The Israeli capital Tel Aviv made a show of solidarity with Lebanon yesterday by lighting up its municipality building with the image of the Lebanese flag, marking a rare break from the recent increased tensions between the two states.
The flag on the city hall followed the catastrophic explosion in Beirut on Tuesday, which rocked the Lebanese capital and destroyed a large section of its port. At least 135 people were killed and over 5,000 were injured in the blast. Around 300,000 of the city’s residents are now homeless as a result of the blast and its shockwave.
“Humanity comes before any conflict,” said Tel Aviv’s Mayor Ron Huldai yesterday, “and our hearts are with the Lebanese people following this terrible disaster.”
Israeli Prime Minister Benjamin Netanyahu also made a rare reconciliatory statement towards Lebanon: “On behalf of the Israeli government, I send my condolences to the people of Lebanon. Yesterday, there was a very big disaster. We are prepared to extend humanitarian aid as human beings to human beings.”
Not everyone within Israel has reacted well to Netanyahu’s offer and to Tel Aviv’s display of the Lebanese flag. The Prime Minister’s own son, Yair Netanyahu, tweeted that, “Displaying the flag of an enemy state is a criminal offence!!!!” Israel and Lebanon are technically still at war with each other. A former member of the Israeli Knesset also refused to express solidarity, calling the blast “a gift from God.”
The explosion and Tel Aviv’s solidarity comes amid increasing tension between the two neighbours over the past year. Concerns have grown about a renewed military confrontation between Israeli forces and the Iran-backed Hezbollah in Southern Lebanon.
Despite both sides saying that they do not intend to engage in armed conflict, Israel has been reinforcing its northern border and an altercation occurred between the two at the end of last month.
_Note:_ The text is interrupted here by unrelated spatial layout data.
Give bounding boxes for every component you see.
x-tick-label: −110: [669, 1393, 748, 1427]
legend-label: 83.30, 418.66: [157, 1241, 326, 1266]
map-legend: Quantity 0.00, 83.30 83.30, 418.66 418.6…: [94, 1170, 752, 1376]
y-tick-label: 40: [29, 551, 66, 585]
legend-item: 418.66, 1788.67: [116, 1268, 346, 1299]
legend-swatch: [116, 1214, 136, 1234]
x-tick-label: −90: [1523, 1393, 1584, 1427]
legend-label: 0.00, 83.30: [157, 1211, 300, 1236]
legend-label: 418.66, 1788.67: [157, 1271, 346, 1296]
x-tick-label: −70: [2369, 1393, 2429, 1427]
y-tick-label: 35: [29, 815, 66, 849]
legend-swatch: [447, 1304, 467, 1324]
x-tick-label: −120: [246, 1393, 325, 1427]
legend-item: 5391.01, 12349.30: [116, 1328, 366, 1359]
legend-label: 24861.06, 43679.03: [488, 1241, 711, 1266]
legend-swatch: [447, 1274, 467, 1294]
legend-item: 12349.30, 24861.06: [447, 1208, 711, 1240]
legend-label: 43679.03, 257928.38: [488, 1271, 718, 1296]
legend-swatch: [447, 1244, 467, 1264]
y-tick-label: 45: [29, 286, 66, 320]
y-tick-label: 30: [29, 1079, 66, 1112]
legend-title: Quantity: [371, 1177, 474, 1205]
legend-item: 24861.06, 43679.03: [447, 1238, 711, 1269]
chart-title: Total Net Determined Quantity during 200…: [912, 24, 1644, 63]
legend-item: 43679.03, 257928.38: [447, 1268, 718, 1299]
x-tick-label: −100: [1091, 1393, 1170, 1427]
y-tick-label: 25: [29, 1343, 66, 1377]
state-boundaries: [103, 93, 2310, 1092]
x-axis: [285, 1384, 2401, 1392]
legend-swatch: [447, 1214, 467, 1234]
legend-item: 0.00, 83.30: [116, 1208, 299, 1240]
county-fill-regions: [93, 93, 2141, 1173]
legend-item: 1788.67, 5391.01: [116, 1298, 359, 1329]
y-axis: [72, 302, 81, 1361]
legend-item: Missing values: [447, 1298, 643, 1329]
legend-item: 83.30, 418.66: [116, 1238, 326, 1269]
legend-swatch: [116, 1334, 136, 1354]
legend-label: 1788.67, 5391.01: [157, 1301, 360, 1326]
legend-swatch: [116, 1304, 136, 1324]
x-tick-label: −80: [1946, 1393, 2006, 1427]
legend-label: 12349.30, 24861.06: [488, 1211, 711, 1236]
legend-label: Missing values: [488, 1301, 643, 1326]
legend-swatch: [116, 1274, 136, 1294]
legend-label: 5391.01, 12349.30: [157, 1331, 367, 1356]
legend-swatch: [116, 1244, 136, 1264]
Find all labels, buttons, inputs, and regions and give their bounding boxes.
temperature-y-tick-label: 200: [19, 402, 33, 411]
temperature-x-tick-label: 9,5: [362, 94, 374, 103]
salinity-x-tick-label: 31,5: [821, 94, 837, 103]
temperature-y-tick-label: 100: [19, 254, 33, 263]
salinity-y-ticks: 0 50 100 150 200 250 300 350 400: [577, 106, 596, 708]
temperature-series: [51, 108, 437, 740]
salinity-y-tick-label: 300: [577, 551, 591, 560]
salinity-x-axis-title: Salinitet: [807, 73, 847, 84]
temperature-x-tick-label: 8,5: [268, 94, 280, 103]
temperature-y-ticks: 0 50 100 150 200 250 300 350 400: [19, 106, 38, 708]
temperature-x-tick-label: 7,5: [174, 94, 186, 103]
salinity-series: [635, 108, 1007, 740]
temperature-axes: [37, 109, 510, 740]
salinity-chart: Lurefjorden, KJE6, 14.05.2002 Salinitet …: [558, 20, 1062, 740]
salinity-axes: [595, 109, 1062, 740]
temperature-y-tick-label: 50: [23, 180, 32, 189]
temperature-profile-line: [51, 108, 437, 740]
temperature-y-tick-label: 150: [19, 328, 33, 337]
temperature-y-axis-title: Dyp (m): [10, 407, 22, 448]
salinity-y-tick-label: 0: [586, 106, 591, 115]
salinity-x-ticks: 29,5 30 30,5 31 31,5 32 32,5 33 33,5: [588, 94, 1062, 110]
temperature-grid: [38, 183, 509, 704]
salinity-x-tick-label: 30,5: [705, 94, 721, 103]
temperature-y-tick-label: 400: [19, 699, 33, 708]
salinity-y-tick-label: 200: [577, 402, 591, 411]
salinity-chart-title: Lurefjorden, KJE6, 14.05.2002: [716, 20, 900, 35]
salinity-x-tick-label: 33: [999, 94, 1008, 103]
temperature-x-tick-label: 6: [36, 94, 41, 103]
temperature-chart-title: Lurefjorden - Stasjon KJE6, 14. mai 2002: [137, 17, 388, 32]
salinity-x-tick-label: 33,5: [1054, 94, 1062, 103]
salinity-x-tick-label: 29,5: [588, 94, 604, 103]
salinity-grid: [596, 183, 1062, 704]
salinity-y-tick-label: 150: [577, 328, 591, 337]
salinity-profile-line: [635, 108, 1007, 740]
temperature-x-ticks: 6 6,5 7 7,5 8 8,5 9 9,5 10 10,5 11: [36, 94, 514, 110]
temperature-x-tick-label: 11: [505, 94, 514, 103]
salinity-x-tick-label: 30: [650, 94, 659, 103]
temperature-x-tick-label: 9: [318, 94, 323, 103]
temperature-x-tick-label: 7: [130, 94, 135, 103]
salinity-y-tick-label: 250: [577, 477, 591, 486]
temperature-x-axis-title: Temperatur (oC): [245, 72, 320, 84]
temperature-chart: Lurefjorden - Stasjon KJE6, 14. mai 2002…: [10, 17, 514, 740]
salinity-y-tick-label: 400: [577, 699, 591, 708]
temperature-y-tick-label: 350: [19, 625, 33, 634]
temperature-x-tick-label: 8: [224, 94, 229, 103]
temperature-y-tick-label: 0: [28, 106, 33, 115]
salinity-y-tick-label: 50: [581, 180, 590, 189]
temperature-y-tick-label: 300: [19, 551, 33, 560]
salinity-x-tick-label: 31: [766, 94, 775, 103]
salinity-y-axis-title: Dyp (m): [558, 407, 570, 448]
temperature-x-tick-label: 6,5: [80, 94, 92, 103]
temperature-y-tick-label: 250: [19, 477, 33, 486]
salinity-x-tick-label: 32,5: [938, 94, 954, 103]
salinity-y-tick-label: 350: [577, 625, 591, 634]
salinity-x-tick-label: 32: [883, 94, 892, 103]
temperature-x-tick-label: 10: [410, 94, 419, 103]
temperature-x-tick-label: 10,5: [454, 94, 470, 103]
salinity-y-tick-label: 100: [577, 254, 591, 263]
This led Lebanon to announce that it is prepared to defend itself in the event of more attacks against its southern region.
At first thought to be caused by fireworks, the explosion was actually caused by 2,750 tons of ammonium nitrate stored in a warehouse at the port for the past six years. Despite orders to have it removed and disposed of safely, this was not done. Many people in Lebanon are now blaming rampant corruption and misgovernment within the country for this situation and the almost inevitable blast which resulted.